The man stared blankly at her, pulling off his sunglasses. “You’re the broker?”
“The agent. Ellen DeWight. I represent the heirs of Alice Lambry, the late owner. My broker is on business down in LA, so I’ll be taking care of you today. It’s wonderful to meet you. Welcome to the Lambry House!”
“Oh—Charlie, look!” the woman next to him fawned. “It’s just like I pictured it! So stately but lush.”
“Welcome to you, too, Mrs. Dane.” Ellen held out her hand, but the woman didn’t take it, and Ellen pulled it back. “Those are yellow heirloom roses. And a full acre of gardens. Very rare on a narrow peninsula like this.”
“I so get that. So different from Napa. Fabulous.”
“Let’s wait for the mouth-feel before we get ahead of ourselves,” Mr. Dane said, putting his sunglasses back on. “That’s been the deal breaker for us on these old houses so far.”
“Of course, of course, absolutely. Right this way.”
“Charlie, I do love all the gables, though.” Mrs. Dane leaned into his silken shirt. “And that steeple. Is that a little iron walk around it? And the weather vane, is it original—Ellen?”
“Yes.”
“I love it.”
That quickly, Ellen brought them up to the porch. My porch.

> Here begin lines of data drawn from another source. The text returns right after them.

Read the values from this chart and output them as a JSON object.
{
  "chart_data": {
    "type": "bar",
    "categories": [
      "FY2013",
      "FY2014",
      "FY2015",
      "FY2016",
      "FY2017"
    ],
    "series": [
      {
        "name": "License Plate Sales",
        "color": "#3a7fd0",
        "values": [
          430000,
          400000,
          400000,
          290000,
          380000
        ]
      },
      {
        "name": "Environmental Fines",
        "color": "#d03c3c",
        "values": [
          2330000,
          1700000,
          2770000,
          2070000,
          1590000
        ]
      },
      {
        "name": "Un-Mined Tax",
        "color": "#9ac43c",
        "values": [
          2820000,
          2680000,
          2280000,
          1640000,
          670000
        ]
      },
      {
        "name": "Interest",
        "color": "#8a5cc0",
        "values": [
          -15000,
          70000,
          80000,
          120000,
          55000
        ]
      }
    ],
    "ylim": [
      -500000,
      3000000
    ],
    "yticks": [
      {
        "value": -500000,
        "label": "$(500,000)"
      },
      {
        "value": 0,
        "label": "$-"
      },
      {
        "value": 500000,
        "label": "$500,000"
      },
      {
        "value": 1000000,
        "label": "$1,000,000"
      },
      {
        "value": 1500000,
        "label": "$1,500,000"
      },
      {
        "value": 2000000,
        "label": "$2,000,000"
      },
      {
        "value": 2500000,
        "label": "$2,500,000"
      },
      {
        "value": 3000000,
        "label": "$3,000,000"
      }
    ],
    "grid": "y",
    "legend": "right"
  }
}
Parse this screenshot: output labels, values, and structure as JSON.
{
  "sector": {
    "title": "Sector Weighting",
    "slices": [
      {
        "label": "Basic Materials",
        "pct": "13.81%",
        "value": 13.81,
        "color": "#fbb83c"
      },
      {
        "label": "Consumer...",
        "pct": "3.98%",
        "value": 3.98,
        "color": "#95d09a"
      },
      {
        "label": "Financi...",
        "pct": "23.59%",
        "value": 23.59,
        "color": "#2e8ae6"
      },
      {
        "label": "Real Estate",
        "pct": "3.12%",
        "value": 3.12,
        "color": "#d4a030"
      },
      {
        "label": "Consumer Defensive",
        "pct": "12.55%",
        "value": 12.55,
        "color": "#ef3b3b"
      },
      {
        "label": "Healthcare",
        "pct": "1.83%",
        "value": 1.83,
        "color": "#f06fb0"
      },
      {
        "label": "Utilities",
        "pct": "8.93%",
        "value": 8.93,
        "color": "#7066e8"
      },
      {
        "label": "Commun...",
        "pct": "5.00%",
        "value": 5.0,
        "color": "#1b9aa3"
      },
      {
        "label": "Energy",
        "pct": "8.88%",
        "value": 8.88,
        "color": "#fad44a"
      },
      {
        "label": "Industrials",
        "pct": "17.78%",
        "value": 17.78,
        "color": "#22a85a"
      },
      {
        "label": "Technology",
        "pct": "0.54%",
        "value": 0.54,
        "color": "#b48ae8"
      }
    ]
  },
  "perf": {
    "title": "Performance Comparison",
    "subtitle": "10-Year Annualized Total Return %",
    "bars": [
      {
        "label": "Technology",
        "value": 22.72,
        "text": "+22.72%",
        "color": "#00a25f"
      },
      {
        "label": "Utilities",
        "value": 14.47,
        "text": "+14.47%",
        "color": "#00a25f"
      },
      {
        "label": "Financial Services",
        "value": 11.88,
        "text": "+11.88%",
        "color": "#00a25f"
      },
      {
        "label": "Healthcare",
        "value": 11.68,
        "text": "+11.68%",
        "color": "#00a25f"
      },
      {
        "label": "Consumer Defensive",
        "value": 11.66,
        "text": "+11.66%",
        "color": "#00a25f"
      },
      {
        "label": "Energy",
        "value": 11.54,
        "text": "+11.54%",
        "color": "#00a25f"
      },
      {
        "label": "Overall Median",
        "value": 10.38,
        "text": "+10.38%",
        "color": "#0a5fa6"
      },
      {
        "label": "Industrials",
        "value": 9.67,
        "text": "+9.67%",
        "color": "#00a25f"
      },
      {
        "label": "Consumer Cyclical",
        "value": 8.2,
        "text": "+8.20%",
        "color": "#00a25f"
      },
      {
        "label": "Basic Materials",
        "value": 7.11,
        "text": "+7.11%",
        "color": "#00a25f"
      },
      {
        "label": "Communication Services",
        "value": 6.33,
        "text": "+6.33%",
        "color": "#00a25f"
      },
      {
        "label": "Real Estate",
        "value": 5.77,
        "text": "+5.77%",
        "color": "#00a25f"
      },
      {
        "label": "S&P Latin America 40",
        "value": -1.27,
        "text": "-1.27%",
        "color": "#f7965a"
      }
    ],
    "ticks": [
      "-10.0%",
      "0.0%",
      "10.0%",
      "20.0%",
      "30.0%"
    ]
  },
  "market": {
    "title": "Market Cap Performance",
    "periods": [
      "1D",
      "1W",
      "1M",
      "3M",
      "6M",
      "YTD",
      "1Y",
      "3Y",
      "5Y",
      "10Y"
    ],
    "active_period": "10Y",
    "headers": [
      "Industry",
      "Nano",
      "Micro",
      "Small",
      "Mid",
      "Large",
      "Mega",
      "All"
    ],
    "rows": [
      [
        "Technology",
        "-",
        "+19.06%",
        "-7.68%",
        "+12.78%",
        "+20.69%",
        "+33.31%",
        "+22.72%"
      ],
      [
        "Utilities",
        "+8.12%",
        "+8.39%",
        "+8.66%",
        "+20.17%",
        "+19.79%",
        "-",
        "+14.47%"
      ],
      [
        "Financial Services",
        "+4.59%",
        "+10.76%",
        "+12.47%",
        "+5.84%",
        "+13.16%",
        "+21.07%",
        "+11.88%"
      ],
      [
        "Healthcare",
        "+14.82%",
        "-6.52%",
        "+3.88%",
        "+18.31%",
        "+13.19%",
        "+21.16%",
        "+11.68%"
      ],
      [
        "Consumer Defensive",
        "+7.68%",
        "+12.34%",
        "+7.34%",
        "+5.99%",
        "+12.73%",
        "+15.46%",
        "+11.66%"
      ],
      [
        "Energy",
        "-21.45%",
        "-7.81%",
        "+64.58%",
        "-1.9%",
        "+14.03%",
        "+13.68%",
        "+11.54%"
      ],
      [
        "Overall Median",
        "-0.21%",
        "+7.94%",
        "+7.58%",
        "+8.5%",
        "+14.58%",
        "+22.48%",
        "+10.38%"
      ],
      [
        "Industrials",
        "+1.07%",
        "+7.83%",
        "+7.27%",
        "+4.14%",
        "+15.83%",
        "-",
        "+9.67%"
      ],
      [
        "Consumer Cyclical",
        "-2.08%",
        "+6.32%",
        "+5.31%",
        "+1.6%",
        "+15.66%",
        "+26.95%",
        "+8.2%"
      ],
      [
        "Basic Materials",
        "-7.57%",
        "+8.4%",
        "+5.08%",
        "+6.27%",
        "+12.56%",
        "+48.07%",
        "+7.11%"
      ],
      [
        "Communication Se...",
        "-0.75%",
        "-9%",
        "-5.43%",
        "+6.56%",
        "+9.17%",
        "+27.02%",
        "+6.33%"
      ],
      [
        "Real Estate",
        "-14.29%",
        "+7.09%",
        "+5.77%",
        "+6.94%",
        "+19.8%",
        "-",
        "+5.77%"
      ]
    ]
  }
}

“So! We have a pair of fine double front doors, as you can see, finished in etched glass, dating to 1899, when the house was built. They’re in mint condition and also all original. Step right into the foyer.”
She let them into my house. The Lambry House. Still fitted with the finest of carved English furniture, still gleaming with scrolled wooden paneling, glowing warm and rich as it did when I saw it being carried in by bent-backed Lambry workers
a hundred years ago, when I was just a lumberjack’s little girl. The floors still thick with carpets dressed with fringe softer than a girl like me could ever expect to wear on her shawl. The rooms deep and full, the hall mirrors and pier glasses so tall, like Augustus Lambry himself. In the corners, around the high ceilings, white plaster and painted wood prettily molded into the shapes of angels and roses and trumpets. And enough paintings in gold frames to have filled another mansion.
I flitted into the light of the chandelier in the foyer, hanging from the plaster rose above Ellen and the Danes. I must be very cold now, and give nothing away of myself, or my feelings.
“And here,” Ellen said, “above this incredibly preserved wainscoting, we have some history, as you can see. Photos of the original owners.”
“Oh, I don’t want to see those.” Mrs. Dane wrinkled her nose at all the dead Lambry faces. “To be honest, it makes a house feel, you know, already used. These carpets are special, though.”
“Turkish. Antique.”
“We may bargain for them,” Mr. Dane said.
“Why don’t we go into the parlor on the west side of the house? Watch your step over this rug, now. Tassels.”
“Charlie, these wood floors are a bit too dark for a beach house. They’re not airy enough.”
“I agree,” he said. “The whole house is a little choked.”
They looked all around. I followed above and after them. They didn’t seem to notice Alice Lambry’s wild watercolors hanging like open windows on the walls, painted boxes of gray and green and blue-tinted land and sea and storm and sky. The finicky Danes: they brushed their hands over the antique furniture and looked into the tall mirrors and tried to keep their faces closed, as if they weren’t pleased enough to smile or disappointed enough to frown.
“Let’s take a look at the east side of the house now,” Ellen said, smiling.